1. Learn About the Political Process of Local and State Governments
Investigate local governments and governing bodies in your town and community. Next, learn how laws are introduced and passed in your state. You can find this information through state legislation websites. These websites also allow for bill searches using specific keywords. Search for "nursing" or "health care" to stay up-to-date!
There is strength in numbers for NPs and nurses, and this political strength begins with voting! Aim to include health care policies in your legislative decisions, and discuss these policies with your NP and nurse colleagues.
3. Join Nursing Organizations and Find a Mentor in the Advocacy Group
Professional nursing organizations have expanded from education and certification resource centers to include political advocacy groups. The American Nurses Association (ANA), National Council of State Boards of Nursing (NCSBN), and Campaign for Action are some state and national nursing organizations that offer health policy guidance. Additionally, NP organizations such as the Gerontological Advanced Practice Nurses Association (GNPA) offer health policy resources that are applicable to the specialty NP group.
4. Seek Nursing Leadership Positions
Advancing nurse practitioner responsibilities beyond patient care into policy builds increased public confidence in the NP role and demonstrates that nurse practitioners are educated, trusted, and reliable leaders.

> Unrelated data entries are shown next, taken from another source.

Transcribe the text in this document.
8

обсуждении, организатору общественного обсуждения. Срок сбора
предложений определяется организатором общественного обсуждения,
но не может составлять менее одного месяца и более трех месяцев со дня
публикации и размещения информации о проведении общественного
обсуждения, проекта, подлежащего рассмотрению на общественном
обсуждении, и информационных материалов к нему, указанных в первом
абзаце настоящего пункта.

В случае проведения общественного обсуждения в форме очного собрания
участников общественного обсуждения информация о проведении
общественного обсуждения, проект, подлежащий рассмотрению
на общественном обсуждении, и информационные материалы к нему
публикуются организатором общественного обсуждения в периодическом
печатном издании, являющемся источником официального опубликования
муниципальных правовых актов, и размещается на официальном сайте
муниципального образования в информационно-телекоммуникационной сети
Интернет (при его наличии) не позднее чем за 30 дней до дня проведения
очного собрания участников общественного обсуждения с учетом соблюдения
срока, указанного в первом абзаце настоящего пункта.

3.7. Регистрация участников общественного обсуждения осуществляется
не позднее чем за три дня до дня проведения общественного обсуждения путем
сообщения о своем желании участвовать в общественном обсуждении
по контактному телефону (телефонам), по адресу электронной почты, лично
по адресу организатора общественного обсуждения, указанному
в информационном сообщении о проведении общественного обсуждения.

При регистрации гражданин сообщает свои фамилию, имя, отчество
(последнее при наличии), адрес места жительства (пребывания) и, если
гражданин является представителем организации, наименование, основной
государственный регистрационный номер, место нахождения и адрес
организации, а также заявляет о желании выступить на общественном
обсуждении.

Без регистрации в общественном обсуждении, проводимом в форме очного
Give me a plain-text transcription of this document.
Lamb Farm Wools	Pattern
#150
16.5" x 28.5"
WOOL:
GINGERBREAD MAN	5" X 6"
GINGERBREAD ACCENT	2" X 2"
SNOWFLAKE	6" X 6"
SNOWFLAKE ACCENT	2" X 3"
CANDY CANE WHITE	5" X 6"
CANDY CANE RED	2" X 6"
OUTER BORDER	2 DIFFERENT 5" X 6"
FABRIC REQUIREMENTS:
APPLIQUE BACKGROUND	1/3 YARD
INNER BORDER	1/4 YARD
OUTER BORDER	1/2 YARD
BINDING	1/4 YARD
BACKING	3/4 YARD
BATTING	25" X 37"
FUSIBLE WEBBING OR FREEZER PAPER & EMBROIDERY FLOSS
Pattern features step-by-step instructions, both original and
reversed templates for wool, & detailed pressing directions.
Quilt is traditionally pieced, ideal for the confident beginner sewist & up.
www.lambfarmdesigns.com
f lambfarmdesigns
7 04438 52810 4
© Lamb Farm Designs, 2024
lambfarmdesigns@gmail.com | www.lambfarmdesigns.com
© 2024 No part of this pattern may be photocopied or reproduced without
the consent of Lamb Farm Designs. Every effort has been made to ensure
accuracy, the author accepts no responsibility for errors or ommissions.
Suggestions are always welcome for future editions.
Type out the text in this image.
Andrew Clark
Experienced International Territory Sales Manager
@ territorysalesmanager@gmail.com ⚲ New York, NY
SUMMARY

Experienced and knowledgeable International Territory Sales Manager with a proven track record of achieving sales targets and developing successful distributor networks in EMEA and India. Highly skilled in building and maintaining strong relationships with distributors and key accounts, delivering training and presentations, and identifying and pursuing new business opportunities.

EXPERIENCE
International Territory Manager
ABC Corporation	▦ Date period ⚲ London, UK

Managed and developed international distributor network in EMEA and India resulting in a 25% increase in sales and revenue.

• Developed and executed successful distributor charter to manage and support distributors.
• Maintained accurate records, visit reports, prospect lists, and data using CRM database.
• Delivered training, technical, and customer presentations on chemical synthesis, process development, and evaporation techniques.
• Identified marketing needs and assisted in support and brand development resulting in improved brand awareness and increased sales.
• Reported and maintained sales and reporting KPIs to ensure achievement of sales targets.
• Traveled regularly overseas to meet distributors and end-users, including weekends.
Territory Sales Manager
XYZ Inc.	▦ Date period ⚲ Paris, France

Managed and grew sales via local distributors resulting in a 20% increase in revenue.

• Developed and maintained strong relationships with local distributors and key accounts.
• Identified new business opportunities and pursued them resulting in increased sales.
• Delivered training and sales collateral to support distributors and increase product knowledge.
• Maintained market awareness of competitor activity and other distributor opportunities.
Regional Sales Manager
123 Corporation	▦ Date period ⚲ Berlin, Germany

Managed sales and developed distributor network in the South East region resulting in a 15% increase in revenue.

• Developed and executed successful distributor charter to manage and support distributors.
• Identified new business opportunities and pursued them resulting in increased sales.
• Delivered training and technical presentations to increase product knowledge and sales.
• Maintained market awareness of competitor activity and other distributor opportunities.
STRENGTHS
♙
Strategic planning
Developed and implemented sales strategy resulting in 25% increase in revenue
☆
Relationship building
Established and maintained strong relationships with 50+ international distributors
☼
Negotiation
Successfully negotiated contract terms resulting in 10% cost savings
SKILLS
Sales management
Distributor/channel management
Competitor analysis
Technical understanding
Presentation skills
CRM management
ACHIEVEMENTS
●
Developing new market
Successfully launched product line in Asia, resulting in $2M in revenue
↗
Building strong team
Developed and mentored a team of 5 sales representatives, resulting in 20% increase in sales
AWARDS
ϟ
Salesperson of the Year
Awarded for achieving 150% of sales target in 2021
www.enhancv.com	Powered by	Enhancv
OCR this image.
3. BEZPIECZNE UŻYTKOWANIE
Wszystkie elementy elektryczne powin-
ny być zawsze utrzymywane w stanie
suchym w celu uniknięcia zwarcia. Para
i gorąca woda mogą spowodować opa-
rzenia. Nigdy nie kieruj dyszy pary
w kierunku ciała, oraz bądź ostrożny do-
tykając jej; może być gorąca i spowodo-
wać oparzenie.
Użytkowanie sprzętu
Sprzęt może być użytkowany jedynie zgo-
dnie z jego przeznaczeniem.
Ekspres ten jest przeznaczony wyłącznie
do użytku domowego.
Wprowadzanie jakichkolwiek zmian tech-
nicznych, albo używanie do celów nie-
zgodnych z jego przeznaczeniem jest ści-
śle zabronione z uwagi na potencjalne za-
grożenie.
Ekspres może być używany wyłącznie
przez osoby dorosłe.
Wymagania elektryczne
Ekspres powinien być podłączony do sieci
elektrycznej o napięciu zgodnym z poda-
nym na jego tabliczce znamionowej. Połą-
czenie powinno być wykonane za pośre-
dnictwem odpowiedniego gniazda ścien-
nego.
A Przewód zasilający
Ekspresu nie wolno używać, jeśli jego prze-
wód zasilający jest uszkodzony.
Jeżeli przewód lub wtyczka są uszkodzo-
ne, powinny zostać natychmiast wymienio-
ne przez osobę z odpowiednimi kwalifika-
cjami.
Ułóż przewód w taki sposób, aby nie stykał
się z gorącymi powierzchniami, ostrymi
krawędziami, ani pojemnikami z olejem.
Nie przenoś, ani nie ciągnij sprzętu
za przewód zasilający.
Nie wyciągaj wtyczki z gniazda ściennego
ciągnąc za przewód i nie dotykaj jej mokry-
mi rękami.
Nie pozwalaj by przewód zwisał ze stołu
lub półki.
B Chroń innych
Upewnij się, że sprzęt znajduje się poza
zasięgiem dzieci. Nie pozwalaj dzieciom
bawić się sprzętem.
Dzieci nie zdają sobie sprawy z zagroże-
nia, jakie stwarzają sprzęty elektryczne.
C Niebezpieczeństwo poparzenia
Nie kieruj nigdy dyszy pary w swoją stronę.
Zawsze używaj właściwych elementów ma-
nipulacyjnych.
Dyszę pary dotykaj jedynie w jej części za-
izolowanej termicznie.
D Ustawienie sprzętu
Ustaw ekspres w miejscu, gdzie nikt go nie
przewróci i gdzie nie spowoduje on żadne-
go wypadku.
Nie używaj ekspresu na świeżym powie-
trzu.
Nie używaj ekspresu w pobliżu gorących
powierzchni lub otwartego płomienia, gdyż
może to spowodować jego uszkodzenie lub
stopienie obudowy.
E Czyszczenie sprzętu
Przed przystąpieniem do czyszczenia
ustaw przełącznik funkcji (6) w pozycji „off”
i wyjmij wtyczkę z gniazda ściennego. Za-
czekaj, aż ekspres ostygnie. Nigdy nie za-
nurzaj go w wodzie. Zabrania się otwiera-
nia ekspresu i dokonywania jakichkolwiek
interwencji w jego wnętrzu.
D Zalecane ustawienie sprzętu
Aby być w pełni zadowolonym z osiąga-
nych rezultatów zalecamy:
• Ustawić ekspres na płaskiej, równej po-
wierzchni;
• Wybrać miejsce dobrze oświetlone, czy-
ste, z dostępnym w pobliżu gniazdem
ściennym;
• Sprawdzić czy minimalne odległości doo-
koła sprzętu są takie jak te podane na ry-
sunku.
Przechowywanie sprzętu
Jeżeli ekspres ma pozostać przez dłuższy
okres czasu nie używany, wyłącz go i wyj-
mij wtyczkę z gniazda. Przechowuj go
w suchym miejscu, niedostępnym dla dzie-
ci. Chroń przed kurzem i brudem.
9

5. Participate in Community Groups
As health professionals, gaining NP input on Parent Teacher Associations, support groups, and fitness and nutrition groups is beneficial. Nurse practitioners can contribute health and safety strategies, assess community needs, and offer valuable health and illness-related guidance.
6. Identify a Bill That You Are Passionate About and Write to Your Legislator for Support
Nurse practitioners are valuable constituents due to their close proximity to stakeholders and community needs. Search your state government website for health care bills, and then research local politicians to ask for support. An NP letter template can be found here. In your letter, mention your community and how the bill impacts your patients.
7. Apply for a Health Policy Fellowship
Distinguished programs developed through organizations like the American Association of Colleges of Nursing, National Academy of Medicine, and Robert Wood Johnson Foundation seek nurse practitioner leaders to participate in national policy development. As NPs evolve into policy leaders, these fellowships provide a stepping stone into health policy development positions.
READ MORE: Nurse Practitioner Practice Authority
Nurse practitioners can answer this call to action in various ways, and every little bit helps! By following the simple actions included in the toolkit, even the busiest NPs can begin the path to understanding and participating in health policy.